Dans une tribune, le photographe Ammar Abd Rabbo, membre du jury du prix des correspondants de guerre, explique en détail les réticences qui ont accueilli ces images au sein de la profession. Au-delà de la question de la sensibilité du public, la difficulté majeure de cette iconographie réside dans le fait que l’événement participe d’une opération de propagande, à l’instar des vidéos de décapitation des otages américains ou anglais récemment diffusées. Montrer ces images rend donc inévitablement complice des visées de la faction armée, et contredit la mission du journalisme, qui consiste à mettre en perspective les faits.
De son côté, Emin Ozmen affirme qu’il comprend le débat soulevé par son reportage. Il estime cependant que « cette réalité sanglante que nous vivons au Moyen-Orient, il faut que tout le monde la constate et que l’on agisse pour empêcher cela ».
Le piège des images
Mais cette censure ne repose pas que sur des critères moraux. Dans une tribune intitulée “Il faut refuser de regarder les images des mises à mort”, le psychanalyste Vincent Magos souligne que « ce sont les bourreaux qui réalisent et diffusent ces mises en scène macabres ». Dès lors, « ce n’est pas seulement une question de dignité des victimes ou de “jouer le jeu des djihadistes” : c’est qu’elles ne nous laissent psychiquement le choix qu’entre deux positions possibles, victime ou bourreau. »
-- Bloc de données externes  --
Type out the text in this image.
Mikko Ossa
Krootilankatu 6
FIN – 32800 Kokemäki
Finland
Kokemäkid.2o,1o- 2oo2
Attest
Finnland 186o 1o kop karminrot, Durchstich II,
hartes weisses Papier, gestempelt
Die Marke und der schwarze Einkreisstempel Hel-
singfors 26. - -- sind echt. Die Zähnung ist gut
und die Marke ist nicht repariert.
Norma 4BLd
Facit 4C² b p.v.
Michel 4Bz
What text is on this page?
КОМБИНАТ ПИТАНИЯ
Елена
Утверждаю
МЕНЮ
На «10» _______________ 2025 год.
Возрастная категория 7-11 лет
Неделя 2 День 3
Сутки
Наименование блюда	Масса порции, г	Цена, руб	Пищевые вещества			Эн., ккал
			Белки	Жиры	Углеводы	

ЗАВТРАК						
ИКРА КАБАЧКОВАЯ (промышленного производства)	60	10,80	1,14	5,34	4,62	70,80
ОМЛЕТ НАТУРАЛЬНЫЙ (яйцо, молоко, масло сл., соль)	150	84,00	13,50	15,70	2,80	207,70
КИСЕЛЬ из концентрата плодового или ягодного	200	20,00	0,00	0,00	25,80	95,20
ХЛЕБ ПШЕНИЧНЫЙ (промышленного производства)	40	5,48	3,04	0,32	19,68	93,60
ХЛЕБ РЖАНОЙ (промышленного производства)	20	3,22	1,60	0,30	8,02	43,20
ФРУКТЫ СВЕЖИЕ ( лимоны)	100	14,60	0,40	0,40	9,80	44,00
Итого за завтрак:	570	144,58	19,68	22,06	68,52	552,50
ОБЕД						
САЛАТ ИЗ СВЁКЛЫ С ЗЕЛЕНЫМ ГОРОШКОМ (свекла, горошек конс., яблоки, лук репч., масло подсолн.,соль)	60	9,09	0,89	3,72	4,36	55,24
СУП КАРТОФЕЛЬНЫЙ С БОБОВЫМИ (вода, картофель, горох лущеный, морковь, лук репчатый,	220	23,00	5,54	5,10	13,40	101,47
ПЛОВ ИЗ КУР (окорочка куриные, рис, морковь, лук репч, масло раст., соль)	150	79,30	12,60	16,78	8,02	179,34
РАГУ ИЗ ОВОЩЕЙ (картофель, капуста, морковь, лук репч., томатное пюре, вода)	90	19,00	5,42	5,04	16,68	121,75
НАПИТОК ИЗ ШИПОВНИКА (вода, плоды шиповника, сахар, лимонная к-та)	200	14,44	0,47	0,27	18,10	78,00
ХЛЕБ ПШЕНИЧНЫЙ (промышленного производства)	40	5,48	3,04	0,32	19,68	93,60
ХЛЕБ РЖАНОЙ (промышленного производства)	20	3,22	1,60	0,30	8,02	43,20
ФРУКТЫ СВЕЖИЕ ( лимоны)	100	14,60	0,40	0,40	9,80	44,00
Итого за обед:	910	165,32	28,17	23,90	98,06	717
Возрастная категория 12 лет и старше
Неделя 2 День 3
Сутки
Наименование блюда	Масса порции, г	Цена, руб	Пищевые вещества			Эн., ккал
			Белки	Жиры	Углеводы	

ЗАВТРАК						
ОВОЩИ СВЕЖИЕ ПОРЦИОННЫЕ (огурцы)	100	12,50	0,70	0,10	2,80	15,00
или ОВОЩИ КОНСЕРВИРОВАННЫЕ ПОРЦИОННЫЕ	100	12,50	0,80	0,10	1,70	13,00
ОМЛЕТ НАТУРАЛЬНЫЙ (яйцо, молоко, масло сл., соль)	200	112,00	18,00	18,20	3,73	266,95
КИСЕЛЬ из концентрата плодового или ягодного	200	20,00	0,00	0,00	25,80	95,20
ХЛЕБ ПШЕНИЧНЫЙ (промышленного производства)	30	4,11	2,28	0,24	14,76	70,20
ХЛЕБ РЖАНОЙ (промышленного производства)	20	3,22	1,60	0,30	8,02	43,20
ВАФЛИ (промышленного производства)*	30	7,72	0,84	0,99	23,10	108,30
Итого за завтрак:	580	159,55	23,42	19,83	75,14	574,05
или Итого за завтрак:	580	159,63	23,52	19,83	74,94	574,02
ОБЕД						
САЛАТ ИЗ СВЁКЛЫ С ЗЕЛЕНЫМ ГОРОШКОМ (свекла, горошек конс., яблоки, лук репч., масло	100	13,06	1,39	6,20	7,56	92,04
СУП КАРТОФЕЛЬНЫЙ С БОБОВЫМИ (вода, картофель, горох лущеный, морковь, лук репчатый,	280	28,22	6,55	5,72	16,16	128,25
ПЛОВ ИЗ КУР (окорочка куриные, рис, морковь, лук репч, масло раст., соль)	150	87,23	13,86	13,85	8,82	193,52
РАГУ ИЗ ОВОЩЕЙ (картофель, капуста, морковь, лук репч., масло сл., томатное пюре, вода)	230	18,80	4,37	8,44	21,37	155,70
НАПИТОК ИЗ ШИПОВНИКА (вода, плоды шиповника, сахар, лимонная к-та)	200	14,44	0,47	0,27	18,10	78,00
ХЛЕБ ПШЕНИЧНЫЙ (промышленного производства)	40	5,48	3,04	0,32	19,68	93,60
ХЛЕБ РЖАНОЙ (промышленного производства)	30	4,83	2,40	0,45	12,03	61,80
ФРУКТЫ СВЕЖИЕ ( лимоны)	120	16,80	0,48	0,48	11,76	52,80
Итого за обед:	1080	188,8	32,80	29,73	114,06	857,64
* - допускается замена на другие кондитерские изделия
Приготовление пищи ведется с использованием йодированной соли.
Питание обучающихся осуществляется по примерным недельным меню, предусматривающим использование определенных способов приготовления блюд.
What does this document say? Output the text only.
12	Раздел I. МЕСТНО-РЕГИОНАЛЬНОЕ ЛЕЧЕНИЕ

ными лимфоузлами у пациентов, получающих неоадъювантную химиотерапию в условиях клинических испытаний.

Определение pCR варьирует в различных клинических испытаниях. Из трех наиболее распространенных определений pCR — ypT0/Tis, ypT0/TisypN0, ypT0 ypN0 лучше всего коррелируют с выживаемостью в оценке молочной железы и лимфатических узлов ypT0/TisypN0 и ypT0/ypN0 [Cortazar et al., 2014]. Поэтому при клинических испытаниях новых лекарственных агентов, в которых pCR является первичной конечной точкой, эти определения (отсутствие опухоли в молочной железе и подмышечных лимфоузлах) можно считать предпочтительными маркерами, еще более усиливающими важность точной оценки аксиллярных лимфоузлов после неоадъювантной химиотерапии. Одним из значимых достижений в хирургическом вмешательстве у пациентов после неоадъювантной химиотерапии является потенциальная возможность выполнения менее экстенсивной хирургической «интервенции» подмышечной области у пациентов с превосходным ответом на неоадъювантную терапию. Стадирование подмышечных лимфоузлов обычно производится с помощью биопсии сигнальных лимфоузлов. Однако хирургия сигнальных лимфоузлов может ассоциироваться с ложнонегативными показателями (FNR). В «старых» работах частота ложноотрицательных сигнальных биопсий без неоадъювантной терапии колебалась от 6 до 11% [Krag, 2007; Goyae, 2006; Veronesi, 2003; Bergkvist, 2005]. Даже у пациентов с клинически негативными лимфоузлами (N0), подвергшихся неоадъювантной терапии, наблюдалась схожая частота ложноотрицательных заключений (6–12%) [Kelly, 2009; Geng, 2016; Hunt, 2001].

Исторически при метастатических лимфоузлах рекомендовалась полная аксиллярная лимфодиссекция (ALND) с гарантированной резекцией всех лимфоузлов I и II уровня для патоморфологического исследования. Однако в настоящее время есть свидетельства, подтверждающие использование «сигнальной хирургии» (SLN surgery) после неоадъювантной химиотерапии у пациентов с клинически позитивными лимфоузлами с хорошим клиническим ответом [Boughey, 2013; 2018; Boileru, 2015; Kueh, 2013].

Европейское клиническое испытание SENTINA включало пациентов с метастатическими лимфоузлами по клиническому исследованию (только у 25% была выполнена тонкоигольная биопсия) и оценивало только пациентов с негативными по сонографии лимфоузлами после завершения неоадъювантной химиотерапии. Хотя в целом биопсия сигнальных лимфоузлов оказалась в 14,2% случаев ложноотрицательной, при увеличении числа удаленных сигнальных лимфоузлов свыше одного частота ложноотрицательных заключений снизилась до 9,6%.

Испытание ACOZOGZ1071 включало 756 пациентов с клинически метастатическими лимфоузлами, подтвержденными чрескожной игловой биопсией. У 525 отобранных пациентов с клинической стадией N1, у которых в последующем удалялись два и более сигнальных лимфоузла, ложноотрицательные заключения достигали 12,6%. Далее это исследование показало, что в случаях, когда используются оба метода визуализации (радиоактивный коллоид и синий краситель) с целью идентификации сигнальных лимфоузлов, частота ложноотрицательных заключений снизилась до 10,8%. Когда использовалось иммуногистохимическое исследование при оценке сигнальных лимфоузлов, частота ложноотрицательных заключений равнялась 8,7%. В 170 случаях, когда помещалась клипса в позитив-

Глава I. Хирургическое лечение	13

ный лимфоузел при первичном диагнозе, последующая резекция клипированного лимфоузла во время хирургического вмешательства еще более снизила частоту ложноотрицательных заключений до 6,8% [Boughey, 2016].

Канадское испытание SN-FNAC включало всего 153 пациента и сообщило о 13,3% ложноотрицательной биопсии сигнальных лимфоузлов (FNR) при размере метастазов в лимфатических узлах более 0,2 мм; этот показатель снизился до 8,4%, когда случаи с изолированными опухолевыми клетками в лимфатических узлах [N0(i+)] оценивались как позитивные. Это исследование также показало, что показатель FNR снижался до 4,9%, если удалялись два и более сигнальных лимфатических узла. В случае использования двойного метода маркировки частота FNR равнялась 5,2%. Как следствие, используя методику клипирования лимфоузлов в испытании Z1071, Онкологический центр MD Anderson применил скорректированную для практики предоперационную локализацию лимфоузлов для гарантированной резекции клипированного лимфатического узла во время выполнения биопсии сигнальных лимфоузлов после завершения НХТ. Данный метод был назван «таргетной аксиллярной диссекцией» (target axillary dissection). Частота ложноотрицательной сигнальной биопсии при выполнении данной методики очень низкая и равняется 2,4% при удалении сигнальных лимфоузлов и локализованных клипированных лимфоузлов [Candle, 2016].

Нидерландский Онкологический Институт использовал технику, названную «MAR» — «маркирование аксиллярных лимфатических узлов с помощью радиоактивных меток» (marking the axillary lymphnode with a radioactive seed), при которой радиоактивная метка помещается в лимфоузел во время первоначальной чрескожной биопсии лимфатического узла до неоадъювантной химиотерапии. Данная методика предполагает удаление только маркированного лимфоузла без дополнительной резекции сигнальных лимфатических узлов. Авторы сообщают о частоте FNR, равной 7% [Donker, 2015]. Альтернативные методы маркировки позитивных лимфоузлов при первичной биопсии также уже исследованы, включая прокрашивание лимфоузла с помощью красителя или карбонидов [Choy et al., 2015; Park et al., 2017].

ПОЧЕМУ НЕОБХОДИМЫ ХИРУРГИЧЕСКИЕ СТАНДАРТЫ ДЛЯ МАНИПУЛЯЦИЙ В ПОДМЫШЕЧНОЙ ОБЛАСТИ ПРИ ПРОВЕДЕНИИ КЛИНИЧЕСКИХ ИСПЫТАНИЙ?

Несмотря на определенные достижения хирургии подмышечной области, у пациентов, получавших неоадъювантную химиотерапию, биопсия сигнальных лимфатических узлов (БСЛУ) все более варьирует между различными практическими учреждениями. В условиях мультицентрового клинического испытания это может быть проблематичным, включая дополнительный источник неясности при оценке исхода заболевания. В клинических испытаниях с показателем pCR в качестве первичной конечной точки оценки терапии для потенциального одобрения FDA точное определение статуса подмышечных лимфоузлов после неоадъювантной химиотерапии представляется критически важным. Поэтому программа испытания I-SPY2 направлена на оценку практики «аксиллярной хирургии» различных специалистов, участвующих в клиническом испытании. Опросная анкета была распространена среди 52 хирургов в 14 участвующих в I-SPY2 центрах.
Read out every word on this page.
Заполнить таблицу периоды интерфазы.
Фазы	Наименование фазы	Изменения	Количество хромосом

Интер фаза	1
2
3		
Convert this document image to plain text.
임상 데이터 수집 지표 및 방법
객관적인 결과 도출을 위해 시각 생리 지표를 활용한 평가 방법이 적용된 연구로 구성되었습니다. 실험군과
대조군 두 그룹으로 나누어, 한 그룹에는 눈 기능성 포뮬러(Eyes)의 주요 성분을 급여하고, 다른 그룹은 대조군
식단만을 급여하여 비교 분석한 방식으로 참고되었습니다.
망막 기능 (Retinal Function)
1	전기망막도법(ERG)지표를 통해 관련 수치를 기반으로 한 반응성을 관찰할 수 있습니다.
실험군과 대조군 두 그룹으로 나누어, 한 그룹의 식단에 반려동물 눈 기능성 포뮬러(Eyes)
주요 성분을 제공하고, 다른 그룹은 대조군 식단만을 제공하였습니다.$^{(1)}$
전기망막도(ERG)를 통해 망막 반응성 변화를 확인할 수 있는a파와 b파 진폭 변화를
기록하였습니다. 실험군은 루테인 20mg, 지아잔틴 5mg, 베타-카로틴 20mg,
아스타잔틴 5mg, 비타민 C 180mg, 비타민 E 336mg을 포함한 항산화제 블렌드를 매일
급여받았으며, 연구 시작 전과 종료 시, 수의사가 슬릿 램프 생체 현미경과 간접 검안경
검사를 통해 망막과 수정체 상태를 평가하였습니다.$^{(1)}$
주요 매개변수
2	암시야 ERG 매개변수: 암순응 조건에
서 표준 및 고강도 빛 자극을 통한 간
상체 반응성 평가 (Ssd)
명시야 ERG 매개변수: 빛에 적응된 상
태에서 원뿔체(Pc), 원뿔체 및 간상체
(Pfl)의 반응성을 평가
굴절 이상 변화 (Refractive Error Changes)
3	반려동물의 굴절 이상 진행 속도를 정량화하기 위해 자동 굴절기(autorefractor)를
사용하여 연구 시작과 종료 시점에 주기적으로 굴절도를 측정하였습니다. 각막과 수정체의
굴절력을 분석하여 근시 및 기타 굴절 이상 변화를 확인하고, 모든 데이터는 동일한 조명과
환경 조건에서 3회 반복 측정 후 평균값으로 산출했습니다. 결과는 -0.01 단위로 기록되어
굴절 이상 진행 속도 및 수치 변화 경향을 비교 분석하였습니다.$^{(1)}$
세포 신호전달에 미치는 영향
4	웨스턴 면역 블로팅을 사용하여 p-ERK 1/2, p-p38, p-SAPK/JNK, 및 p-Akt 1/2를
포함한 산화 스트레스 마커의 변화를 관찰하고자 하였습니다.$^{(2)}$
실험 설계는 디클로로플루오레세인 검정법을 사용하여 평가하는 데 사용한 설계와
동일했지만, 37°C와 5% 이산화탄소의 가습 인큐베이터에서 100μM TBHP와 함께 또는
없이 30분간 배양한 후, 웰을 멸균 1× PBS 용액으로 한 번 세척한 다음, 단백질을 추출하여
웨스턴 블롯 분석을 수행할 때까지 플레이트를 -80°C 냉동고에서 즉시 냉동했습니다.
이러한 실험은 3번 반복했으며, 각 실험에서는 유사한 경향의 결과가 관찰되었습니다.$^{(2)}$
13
Pas de transparence de l’image
La deuxième leçon consiste à ne pas considérer l’image comme un vecteur d’information isolé, qui porterait en lui-même les conditions de sa lecture. En réalité, l’interprétation d’une photographie dépend très largement de la manière dont elle est présentée : une image fait corps avec sa légende ou son commentaire, qui lui donne sens. Le floutage du visage des victimes constitue par exemple une forme d’édition du matériau propagandiste, qui permet au journalisme de retrouver ses droits.
Time, couverture du 09/08/2010 (photo Jodi Bieber).
Le Point, couverture du 01/11/2012.
La troisième leçon consiste à admettre que le refus de publication ou la censure n’est pas une exception dans un univers de transparence absolue, mais au contraire la forme la plus banale de l’exercice journalistique, qui consiste à sélectionner, à hiérarchiser et à qualifier l’information, autrement dit à choisir ce qui peut être publié, et dans quelles conditions.
Ce constat a du mal à s’imposer en matière visuelle, car il contredit l’idée que le spectacle du monde nous est transmis de manière universelle et immédiate par la presse ou la télévision. Cette perception est largement renforcée par les prix ou les festivals spécialisés, qui décontextualisent les productions photographiques en les isolant de leur édition, et mettent en scène le face-à-face idéalisé du photographe avec le public, comme si l’image pouvait passer directement du producteur au lecteur, sans le filtre de la machine éditoriale."